Development of the cutaneous microbiome in the preterm infant: A prospective longitudinal study

Abstract

Background: Neonatal sepsis in preterm infants is often due to organisms that colonize the skin including Staphylococcus spp. and Candida spp. Development and maturation of the skin microbiome in the neonatal period, especially in preterm infants, may be critical in preventing colonization with pathogens and subsequent progression to neonatal sepsis. Development of the skin microbiome in preterm infants or its determinants in the first 4 weeks of life has not been evaluated.

Methods: We evaluated the skin microbiome from three body sites, antecubital fossa, forehead and gluteal region, in a prospective cohort of 15 preterm (birth weight < 1500 g and < 32 weeks of gestation) and 15 term neonates. The microbiome community membership and relative abundance were evaluated by amplification and sequencing the bacterial V3-V5 region of the16S rRNA gene on the 454 GS FLX platform. We used linear mixed effects models to analyze longitudinal data.

Results: The structure and composition of the skin microbiome did not differ between the three sampling sites for term and preterm infants in the neonatal period. However, skin bacterial richness was positively associated with gestational age in the first four weeks of life. Intravenous antibiotics negatively impacted the bacterial diversity of the skin but we did not see differences with respect to feeding or mode of delivery.

Conclusions: Gestational age, which influences the maturity of skin structure and function, is associated with the development of the preterm cutaneous microbiome. Understanding the maturation of a healthy skin microbiome, prevention of pathogen colonization and its role in the development of immunity will be pivotal in the development of novel interventions to prevent infections in critically ill preterm infants.

Fig 1. Longitudinal and site-specific development of the cutaneous microbiome in preterm and term infants.

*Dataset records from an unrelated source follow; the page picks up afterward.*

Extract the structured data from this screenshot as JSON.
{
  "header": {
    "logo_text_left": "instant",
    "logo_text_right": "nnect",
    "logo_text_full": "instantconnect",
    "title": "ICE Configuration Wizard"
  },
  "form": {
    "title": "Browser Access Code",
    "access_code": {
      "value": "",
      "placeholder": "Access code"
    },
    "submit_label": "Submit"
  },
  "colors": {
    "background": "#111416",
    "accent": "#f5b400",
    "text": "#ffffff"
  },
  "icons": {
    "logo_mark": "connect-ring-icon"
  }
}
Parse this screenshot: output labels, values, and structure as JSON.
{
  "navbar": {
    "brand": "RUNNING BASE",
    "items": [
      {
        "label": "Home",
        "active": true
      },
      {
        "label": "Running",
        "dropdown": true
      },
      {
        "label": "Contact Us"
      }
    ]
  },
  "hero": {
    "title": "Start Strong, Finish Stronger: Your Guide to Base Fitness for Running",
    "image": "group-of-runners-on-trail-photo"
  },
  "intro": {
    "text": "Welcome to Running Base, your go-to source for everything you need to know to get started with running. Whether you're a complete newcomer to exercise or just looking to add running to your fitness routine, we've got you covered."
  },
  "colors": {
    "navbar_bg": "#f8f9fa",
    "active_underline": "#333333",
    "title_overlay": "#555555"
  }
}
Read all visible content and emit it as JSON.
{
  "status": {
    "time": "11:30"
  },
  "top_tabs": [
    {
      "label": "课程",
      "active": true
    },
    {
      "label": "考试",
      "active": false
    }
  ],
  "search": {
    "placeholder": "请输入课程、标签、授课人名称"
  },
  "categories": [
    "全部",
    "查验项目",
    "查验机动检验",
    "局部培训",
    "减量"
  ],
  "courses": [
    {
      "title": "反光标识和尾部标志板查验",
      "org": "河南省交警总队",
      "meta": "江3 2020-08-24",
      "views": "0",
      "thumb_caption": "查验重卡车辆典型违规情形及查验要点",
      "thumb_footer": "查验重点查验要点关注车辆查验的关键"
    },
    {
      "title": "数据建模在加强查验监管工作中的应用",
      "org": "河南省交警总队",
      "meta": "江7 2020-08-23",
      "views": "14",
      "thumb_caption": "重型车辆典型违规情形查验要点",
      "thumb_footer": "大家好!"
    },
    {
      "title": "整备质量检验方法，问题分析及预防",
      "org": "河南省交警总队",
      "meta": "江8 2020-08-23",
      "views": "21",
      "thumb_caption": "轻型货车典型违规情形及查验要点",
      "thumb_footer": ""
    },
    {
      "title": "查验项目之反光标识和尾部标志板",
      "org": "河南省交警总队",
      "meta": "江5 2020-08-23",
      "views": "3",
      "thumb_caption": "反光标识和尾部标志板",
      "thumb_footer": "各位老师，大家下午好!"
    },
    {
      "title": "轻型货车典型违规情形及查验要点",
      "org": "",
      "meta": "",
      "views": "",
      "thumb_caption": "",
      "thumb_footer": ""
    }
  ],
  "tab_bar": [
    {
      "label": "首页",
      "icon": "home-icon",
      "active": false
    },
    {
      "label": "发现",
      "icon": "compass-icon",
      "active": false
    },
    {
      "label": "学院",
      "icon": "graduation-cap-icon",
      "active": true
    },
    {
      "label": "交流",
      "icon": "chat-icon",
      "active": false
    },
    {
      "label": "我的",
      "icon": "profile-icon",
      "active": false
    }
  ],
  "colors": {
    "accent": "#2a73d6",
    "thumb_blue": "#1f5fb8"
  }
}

Observed Operational Taxonomic Units (OTUs) (mean ± SEM) and Shannon diversity index (mean ± SEM) for preterm (Fig 1A and 1B) and term infants (Fig 1C and 1D) are plotted by sampling week and skin site. Term infants were sampled at 2 time points (birth and between 2–3 weeks of age) and preterm infants every week from birth for 5 time-points. For each skin site, the number of OTUs and Shannon diversity index in preterm infants decreased between week 1 and week 2, and then increased over time until week 5. The trend for diversity over time was not significantly different between the three sites in our linear mixed effects model for observed OTUs and Shannon diversity index in preterm infants. Overall, bacterial diversity tended to be higher for term infants compared to preterm infants (p = 0.04 for main effect of term vs. preterm status for Shannon diversity index; p = 0.05 for observed number of OTUs).

Fig 2. Hierarchical clustering for preterm and term infants, based on relative abundance at the genus level.

Each column represents a sample, with darker red indicating higher relative abundance. The top 10 most abundant genera are shown for preterm (2A) and term (2B) infants, separately. The top four rows show metadata for each sample namely use of significant antibiotics, mode of delivery, week of sample collection and sampling site.

Fig 3. Gestational age is associated with the skin microbiome (at baseline) in preterm infants.

3A. Average Observed OTU: Each dot represents the average number of Operational Taxonomic Units (OTUs) for the subject, across the sites. The average OTU is linearly regressed against gestational age at baseline samples and shaded areas are the 95% confidence intervals for the regression line. Gestational age is significantly associated with average number of OTUs, when both preterm and term infants are considered together (R = 0.39, p = 0.04). 3B. Average Shannon diversity index: Each dot represents the average Shannon diversity index for the subject, across the sites. The average Shannon diversity index is linearly regressed against gestational age at baseline samples and shaded areas are the 95% confidence intervals for the regression line. Gestational age is significantly associated with average Shannon diversity index, when both preterm and term infants are considered together (R = 0.49, p < 0.009).

Fig 4. The effects of antibiotic exposure on the development of the skin microbiome.

Alpha diversity indices of operational taxonomic units (OTUs) (mean ±SEM) are depicted in panels A, B and C for antecubital fossa, forehead and gluteal region respectively and Shannon diversity index (mean ±SEM) in panels D, E and F for antecubital fossa, forehead and gluteal region respectively in preterm neonates who were exposed to significant antibiotics (> 48 hr) compared to those not exposed. Exposure to significant antibiotics decreases alpha diversity measures in the preterm skin microbiome in the neonatal period.